Not a bad start in spite of trotting out an old familiar quote. But, wait, there's more:

As one would expect, Dijkstra was less enamoured: “APL is a mistake, carried through to perfection. It is the language of the future for the programming techniques of the past: it creates a new generation of coding bums.” However, compared to his observations on other programming languages, this is faint praise!

Oh no! That old Dijkstra canard, repeated yet again. At least the author is aware of the usual tenor of Dijkstra's pronouncements.

Deep ideas can be conveyed by short lines of symbols precisely selected by a talented artist. See Michael Gertelman’s APL one-liner for Conway’s Game of Life.

On the other hand, the extreme terseness and quirky rules, though stylish, can hinder comprehension. Ultimately, for a language, rapid exchange of ideas is more important than looking good.

We see this again: someone who doesn't know the language finds it hard to comprehend.

Further along, we see this:

J might overly encourage programmers to use arrays when another data structure would be a better fit.

Spoken like someone unused to the power of arrays and our ability to simulate many other data structures.

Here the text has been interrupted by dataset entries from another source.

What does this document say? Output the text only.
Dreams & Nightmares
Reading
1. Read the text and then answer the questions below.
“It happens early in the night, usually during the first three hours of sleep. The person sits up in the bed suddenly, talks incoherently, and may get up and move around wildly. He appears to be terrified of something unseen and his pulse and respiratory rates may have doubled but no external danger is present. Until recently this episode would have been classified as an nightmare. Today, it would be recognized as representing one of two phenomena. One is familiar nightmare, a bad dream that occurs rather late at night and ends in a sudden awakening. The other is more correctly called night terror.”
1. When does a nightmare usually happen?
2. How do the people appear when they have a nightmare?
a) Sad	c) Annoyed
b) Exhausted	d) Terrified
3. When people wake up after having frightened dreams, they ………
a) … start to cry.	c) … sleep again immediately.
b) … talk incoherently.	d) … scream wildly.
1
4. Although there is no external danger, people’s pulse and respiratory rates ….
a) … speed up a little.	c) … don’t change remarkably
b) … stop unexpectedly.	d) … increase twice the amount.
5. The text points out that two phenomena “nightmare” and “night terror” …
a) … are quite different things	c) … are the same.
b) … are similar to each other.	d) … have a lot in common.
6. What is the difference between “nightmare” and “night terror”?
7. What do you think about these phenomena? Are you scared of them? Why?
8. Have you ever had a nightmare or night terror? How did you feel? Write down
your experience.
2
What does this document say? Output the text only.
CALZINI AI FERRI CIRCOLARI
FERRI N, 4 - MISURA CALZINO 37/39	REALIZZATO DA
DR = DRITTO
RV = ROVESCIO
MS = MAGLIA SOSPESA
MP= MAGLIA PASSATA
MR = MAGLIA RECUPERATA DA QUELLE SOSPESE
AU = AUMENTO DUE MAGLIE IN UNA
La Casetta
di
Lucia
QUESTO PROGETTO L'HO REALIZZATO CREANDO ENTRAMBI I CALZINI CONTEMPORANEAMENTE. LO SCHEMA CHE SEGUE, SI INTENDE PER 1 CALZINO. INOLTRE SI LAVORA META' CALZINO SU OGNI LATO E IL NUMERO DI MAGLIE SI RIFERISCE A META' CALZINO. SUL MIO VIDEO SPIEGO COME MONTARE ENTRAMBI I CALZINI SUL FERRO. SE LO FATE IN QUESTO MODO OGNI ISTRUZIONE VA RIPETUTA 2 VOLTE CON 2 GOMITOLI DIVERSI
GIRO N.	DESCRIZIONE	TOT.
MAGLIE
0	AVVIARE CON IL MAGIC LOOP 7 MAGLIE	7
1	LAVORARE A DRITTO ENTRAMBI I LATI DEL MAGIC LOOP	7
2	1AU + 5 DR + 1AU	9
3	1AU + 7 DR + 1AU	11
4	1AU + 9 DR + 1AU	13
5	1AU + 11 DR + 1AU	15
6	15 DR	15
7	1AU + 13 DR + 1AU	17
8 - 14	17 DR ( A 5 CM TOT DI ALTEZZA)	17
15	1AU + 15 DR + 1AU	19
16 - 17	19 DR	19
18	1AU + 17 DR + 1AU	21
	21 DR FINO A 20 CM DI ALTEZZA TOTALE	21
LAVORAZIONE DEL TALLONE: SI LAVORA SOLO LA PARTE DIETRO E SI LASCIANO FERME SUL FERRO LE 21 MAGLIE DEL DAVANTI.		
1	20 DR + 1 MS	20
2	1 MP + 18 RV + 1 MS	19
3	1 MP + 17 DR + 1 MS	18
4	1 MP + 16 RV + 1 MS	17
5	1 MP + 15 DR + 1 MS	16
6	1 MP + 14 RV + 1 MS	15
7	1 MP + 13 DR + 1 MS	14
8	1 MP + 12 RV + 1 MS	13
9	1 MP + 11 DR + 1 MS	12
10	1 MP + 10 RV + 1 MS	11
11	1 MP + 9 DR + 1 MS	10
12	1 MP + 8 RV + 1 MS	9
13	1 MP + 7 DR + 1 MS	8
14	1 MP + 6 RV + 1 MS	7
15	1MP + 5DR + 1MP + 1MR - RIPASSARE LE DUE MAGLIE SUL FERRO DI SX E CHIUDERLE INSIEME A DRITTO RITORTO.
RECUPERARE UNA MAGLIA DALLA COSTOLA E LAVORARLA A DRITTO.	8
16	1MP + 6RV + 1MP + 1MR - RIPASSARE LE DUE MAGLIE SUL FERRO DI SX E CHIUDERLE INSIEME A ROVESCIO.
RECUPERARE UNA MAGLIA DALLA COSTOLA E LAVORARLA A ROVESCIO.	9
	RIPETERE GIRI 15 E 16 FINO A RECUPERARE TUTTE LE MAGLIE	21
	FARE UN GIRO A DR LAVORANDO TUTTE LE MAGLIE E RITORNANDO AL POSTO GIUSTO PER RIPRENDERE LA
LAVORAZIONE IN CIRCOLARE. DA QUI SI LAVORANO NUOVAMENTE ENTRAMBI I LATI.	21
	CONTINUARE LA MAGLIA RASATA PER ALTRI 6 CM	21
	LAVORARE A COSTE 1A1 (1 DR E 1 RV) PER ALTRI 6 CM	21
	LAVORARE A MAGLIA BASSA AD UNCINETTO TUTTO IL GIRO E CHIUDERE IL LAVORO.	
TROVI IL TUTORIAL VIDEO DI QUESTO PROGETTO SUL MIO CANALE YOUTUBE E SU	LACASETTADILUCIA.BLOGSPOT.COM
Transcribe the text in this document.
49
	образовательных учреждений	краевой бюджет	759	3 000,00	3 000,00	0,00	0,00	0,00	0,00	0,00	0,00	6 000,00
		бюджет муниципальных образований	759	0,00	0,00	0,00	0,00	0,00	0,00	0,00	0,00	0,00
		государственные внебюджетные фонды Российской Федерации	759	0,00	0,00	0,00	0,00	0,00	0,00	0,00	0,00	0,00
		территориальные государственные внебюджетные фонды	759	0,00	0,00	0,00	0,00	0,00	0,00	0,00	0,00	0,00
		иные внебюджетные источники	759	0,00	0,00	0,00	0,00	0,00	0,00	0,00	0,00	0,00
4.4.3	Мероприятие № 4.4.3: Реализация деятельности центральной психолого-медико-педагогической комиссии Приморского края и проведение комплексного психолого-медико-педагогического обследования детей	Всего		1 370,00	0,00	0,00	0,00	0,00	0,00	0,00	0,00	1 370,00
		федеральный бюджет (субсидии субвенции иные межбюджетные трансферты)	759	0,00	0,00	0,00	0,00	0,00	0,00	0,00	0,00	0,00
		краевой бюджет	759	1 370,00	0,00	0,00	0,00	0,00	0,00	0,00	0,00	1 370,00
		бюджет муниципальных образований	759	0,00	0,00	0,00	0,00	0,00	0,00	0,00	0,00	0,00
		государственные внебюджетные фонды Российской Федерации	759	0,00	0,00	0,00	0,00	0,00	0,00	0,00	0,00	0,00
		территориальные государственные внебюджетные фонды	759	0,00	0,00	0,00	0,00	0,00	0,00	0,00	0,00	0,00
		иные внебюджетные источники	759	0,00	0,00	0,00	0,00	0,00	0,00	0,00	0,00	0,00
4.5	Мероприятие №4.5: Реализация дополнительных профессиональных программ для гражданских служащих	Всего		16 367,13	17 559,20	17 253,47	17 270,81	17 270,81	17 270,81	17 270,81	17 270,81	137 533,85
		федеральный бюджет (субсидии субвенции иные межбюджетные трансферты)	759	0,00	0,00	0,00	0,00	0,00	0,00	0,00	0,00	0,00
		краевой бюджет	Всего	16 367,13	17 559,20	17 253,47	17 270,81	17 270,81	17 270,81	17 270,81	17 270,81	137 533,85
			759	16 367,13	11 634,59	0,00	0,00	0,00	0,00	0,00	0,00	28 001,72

The article continues with some points about consistency, some valid, others not so much and concludes with "...suggests J’s brevity may be too much of a good thing."

How to Deal with Essays Like This

All in all, this essays offers some valid mis-givings, specifically about issues of consistency, but other issues raised suggest lack of familiarity with the language.

My inclination is to address some of these, at least to clear up misconceptions and examine more closely the more valid issues.